Scientists have tried numerous ways to catch this mysterious form of matter, but it has managed to allude researchers almost every time. However, the latest results from MADMAX (MAgnetized Disc and Mirror Axion eXperiment) suggest we're closer than ever to detecting dark matter.
MADMAX is a special setup that focuses on detecting axions and dark photons, two supposed particles that are believed to form the dark matter.
"These two hypothetical particles are popular candidates for what dark matter might consist of. In our recent paper, we describe the results of a search for dark photons using a small-scale prototype," Jacob Mathias Egge, first author of the study, and a PhD candidate at the University of Hamburg, said.
The challenge of detecting dark matter is not just that it is invisible—rather that it interacts so weakly with normal matter that we might never notice it unless we build incredibly sensitive instruments.
Traditional detectors have mostly come up empty-handed, especially when looking for heavier, slow-moving dark matter particles. That's why scientists have been turning their attention to lighter, more ghost-like particles like axions and dark photons.
MADMAX tackles this challenge with a clever setup. The main highlight of its design is a dielectric haloscope, a kind of detector that uses special materials and mirrors to amplify the tiny signals that dark matter particles might produce.
The MADMAX prototype uses three round discs made of sapphire, a pure and insulating material known for its excellent properties at high frequencies. These discs are spaced carefully in front of a mirror.
If dark photons exist, they might occasionally transform into ordinary photons (particles of light) when passing through materials with the right properties. The layered discs and the mirror are arranged so that this transformation is amplified at specific frequencies, similar to how tuning a radio to the right station turns a faint signal into a clear one.
Any resulting microwave photons from this process are then directed into a horn antenna, where an ultra-sensitive receiver tries to detect them. 'In our case, we tried to detect these excess photons with a frequency around 20 GHz," Egge said.
Although the researchers did not find a signal, they were able to rule out the presence of dark photons in this mass range at an unprecedented level of sensitivity, many many times better than previous efforts at similar frequencies.
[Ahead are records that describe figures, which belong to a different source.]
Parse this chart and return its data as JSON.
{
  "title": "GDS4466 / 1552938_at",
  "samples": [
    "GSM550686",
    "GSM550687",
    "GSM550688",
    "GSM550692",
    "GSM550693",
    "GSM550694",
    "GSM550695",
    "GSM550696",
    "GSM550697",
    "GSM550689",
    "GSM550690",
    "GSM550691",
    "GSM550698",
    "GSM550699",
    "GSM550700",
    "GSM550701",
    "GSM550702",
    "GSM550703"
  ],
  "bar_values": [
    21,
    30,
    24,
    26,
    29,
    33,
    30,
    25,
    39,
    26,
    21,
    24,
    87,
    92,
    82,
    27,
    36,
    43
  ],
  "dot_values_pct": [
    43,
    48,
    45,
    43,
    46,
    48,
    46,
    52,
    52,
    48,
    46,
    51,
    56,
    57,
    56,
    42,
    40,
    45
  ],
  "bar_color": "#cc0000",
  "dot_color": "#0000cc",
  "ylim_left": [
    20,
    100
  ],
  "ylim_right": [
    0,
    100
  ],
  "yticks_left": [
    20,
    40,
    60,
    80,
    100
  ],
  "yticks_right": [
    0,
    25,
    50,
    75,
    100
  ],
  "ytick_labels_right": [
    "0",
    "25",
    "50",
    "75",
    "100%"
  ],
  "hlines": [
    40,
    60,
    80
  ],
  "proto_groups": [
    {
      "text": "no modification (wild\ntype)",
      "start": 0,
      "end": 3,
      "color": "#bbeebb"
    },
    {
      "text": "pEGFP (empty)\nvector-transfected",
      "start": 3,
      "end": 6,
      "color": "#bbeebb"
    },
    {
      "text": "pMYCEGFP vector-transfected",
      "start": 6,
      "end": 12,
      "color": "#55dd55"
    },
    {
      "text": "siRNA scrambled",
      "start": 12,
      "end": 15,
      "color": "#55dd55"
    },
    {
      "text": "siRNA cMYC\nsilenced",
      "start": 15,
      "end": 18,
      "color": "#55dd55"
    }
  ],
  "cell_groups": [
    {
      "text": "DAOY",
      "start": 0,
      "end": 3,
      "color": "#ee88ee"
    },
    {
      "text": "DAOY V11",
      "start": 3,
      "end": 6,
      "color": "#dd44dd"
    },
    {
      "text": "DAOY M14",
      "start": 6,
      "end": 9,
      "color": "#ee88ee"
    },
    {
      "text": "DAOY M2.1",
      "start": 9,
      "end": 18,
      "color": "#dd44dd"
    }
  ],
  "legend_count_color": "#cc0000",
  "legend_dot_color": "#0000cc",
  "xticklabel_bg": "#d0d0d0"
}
"This is the first physics result from a MADMAX prototype and exceeds previous constraints on χ in this mass range by up to almost three orders of magnitude," the study authors note.
What makes this result especially exciting is that the MADMAX team has now proven that their approach works. This is the first time a prototype like this has been successfully used to probe dark photons, and it delivered impressive results.
"Since the core detector concept has now been proven to work, we can now easily expand our reach in the next upgraded iterations, increasing our chances of a detection," Egge added.
The biggest upgrade that is underway is to cool the entire detector down to just 4 Kelvin (-269°C). At such extremely low temperatures, thermal noise drops significantly, making the detector even more sensitive to tiny traces of dark matter.
Moreover, the current experiment only focuses on dark photons, but in future experiments, scientists will operate MADMAX under strong magnetic fields so that it could also detect axions at the same time.
The study has been published in the journal Physical Review Letters.